Below is a sample implementation of overriding Object.Equals() for an entity base class from which all other entities in an application derive.
All entity classes have the property Id, which is a nullable int. (It's the primary key of whatever table the entity class corresponds to.)
public override bool Equals(object obj)
{
if (obj == null || GetType() != obj.GetType())
return false;
if (base.Equals(obj))
return true;
return Id.HasValue && ((EntityBase) obj).Id.HasValue &&
Id.Value == ((EntityBase) obj).Id.Value;
}
Given this implementation of Equals(), how do you correctly implement GetHashCode()?
For example, the implementation of the GetHashCode() method provided by the String class returns identical hash codes for identical string values. Therefore, two String objects return the same hash code if they represent the same string value.
The GetHashCode method provides this hash code for algorithms that need quick checks of object equality. For information about how hash codes are used in hash tables and for some additional hash code algorithms, see the Hash Function entry in Wikipedia. Two objects that are equal return hash codes that are equal.

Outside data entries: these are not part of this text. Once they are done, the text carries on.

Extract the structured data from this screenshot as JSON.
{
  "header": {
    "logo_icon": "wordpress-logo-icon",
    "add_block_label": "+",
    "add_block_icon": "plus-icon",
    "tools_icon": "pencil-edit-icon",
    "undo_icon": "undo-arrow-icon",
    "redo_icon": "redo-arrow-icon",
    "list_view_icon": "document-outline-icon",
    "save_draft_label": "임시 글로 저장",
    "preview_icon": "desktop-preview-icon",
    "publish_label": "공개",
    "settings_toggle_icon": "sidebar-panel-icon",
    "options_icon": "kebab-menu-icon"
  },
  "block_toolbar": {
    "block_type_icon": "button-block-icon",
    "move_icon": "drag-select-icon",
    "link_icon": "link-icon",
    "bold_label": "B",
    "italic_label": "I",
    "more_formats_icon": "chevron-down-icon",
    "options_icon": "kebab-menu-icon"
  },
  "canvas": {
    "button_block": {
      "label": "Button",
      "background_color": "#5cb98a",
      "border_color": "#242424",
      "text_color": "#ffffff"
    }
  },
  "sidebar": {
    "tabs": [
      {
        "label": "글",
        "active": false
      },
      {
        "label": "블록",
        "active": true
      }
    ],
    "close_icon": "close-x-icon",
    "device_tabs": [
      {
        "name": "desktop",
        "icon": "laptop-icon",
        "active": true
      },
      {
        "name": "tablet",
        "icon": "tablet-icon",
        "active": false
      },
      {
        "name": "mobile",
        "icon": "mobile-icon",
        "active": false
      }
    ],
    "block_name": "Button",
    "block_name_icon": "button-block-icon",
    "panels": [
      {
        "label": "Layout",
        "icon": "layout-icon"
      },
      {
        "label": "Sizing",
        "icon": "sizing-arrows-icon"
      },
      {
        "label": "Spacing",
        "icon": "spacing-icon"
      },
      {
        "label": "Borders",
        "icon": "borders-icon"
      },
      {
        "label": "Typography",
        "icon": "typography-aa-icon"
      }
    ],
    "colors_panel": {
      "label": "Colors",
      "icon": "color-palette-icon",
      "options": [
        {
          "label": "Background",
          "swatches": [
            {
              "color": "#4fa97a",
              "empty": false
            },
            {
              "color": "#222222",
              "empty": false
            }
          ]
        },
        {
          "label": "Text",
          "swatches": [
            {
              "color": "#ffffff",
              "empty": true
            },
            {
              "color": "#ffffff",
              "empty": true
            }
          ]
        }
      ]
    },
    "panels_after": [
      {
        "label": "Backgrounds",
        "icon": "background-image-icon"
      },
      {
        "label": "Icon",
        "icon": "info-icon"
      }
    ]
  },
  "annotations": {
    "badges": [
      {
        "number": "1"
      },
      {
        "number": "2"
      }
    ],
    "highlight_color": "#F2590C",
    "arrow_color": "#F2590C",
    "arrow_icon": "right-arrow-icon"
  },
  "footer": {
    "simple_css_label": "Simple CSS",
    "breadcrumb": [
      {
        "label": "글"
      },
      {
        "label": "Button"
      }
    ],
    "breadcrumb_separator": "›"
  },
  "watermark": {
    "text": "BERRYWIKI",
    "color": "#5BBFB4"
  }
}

It is because the framework requires that two objects that are the same must have the same hashcode. If you override the equals method to do a special comparison of two objects and the two objects are considered the same by the method, then the hash code of the two objects must also be the same.
If you're deriving from something that already overrides GetHashCode
I'd implement it as:
public override int GetHashCode()
{
unchecked
{
int hash = 37;
hash = hash * 23 + base.GetHashCode();
hash = hash * 23 + Id.GetHashCode();
return hash;
}
}
A null value of Id will return 0 for Id.GetHashCode().
If your class just derives from Object, I'd just return Id.GetHashCode()
- you do not want to include the object.GetHashCode
implementation in your hash code, as that basically ends up being object identity.
Note that your equality definition won't return true
if neither entity has an Id, but the same hashcode will be returned from both objects. You may wish to consider changing your Equals implementation.